Depois do segundo turno das eleições, a Caixa Econômica Federal passou a limitar a oferta de suas linhas de crédito e mudou a análise de empréstimos do consignado do Auxílio Brasil. A concessão ficou agora restrita a clientes com boa análise de risco.
Em novembro, o banco passou a liberar menos dinheiro nas concessões aos beneficiários do programa social, limitando o comprometimento da renda a 20%, ante 40% — teto permitido por lei e montante padrão antes das eleições.
Segundo membros do Conselho de Administração da Caixa ouvidos pela reportagem, o banco restringiu as concessões de empréstimo em todas as linhas de crédito ofertadas pela instituição depois de ter atingido os limites orçamentários para o ano.
No início de novembro, o ministro do TCU (Tribunal de Contas da União) Aroldo Cedraz negou um pedido do Ministério Público para que a Caixa deixasse de fazer novos empréstimos consignados para os beneficiários do Auxílio Brasil.
O pedido havia sido feito pelo subprocurador Lucas Furtado antes do segundo turno das eleições.
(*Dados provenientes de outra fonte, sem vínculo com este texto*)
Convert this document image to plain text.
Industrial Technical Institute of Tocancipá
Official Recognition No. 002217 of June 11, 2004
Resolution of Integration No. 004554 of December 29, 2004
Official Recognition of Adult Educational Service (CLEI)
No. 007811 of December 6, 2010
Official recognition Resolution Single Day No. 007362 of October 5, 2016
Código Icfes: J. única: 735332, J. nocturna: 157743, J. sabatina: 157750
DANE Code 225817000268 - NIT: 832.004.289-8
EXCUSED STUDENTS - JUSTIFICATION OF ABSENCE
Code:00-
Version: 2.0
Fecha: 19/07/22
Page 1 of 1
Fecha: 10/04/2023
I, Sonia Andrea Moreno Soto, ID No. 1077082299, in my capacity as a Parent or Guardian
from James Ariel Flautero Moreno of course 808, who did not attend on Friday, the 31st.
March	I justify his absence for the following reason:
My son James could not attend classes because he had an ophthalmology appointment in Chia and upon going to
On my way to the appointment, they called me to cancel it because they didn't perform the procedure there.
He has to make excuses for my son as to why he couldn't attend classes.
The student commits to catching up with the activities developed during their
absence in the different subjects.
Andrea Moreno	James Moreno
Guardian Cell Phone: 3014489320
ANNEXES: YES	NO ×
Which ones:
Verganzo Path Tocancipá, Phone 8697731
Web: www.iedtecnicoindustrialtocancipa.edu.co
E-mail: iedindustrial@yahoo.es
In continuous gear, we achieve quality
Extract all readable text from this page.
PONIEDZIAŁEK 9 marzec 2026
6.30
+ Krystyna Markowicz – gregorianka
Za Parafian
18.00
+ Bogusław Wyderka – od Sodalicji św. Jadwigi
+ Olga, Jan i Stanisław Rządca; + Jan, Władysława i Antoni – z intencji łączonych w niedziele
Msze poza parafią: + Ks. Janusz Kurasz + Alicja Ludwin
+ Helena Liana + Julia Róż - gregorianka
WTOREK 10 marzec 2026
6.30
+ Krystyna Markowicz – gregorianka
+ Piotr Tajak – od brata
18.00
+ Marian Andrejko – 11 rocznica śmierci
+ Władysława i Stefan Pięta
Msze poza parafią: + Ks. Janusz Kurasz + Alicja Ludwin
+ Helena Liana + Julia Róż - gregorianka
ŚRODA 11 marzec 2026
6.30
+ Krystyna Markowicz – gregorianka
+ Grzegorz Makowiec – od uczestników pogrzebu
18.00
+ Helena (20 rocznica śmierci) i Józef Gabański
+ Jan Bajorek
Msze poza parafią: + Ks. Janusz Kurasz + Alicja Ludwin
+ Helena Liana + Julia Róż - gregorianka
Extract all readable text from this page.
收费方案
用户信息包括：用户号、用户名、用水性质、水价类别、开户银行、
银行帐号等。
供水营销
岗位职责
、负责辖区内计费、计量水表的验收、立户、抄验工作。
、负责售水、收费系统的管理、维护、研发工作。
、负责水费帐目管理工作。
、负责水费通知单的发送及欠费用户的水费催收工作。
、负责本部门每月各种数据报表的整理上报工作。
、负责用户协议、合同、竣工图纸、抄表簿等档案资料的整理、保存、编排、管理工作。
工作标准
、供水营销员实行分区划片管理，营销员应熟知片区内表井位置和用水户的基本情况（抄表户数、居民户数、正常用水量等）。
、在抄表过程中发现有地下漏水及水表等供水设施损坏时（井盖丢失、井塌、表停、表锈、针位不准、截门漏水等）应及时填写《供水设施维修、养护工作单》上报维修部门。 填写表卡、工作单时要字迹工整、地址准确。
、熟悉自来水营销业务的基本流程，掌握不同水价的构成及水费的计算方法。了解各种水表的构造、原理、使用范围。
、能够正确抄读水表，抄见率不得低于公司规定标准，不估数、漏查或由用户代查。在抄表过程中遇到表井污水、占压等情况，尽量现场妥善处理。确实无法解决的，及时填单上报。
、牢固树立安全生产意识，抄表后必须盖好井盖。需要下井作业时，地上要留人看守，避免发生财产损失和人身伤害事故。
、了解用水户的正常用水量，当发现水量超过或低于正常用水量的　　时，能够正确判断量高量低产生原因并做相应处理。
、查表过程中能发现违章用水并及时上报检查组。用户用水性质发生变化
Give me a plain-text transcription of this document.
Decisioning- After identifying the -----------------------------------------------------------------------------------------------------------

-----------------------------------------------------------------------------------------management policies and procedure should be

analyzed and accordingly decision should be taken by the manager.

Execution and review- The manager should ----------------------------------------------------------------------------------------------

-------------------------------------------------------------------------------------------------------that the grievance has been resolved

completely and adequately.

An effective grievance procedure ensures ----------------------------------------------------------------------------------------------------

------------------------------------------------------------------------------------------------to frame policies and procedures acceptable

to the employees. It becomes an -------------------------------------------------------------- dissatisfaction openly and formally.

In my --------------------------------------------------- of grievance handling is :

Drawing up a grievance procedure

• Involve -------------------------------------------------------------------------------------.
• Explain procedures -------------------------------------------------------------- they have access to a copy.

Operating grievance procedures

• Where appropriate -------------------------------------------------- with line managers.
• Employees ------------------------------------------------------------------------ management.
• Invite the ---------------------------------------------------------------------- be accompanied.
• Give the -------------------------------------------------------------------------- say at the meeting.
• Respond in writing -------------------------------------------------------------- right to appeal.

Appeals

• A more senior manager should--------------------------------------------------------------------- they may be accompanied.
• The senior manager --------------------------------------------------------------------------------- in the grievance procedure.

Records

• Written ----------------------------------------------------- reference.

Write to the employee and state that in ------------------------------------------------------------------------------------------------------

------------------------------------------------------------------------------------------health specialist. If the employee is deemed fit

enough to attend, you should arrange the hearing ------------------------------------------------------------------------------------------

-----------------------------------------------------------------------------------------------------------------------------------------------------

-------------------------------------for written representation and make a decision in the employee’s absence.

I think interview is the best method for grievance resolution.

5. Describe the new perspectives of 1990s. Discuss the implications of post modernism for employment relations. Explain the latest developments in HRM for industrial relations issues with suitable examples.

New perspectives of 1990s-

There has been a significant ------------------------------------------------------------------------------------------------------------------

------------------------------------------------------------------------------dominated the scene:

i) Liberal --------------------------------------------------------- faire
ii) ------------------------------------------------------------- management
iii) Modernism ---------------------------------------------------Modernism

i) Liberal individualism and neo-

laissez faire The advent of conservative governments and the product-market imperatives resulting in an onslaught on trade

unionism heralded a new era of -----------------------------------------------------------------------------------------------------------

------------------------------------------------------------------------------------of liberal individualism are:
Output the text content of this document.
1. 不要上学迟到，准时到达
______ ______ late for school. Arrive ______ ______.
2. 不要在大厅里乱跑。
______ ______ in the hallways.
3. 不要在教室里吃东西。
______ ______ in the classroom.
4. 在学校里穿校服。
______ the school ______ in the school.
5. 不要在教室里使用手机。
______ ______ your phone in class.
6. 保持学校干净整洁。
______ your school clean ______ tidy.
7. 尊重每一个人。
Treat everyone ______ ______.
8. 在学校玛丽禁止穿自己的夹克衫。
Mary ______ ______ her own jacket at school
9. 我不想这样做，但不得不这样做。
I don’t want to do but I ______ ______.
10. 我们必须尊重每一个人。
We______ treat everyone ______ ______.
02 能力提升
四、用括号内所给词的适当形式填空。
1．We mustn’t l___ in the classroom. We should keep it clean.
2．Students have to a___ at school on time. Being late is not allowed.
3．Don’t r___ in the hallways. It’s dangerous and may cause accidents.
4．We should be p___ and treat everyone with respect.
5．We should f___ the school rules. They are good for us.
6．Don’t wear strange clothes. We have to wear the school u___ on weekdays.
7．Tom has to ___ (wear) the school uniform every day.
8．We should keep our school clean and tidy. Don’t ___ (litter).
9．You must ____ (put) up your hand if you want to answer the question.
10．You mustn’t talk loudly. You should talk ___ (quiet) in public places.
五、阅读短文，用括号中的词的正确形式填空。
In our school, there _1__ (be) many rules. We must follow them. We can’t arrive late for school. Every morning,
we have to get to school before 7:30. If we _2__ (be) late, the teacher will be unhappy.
Ele também havia solicitado avaliação dos critérios adotados pelo banco público para a concessão, com o objetivo de impedir a sua utilização com finalidade meramente eleitoral.
Cedraz determinou o arquivamento dos autos, afirmando que as informações apresentadas pela Caixa no processo "afastaram por completo a suposta irregularidade quanto à não-observância de procedimentos operacionais ou de análises de risco essenciais e prévios à decisão de ofertar o empréstimo consignado aos beneficiários do Auxílio Brasil".
Pesquisa realizada pelo Datafolha, em dezembro passado, mostrou que dois em cada três brasileiros beneficiados pelo Auxílio Brasil não pegaram e não pretendem contratar o empréstimo consignado direcionado a esse público.
São 15% os que declaram já ter feito o empréstimo nessa modalidade. Outros 13% não fizeram, mas pretendem contratar a linha de crédito. Outros 66% não fizeram e não pretendem pegar esse crédito, de acordo com o levantamento realizado nos dias 19 e 20 de dezembro.
Na pesquisa anterior sobre o tema, de 25 a 27 de outubro, 18% declararam já ter feito o empréstimo. Outros 19% não haviam feito, mas pretendiam contratar a linha de crédito. Eram 58% os que não pretendiam fazer.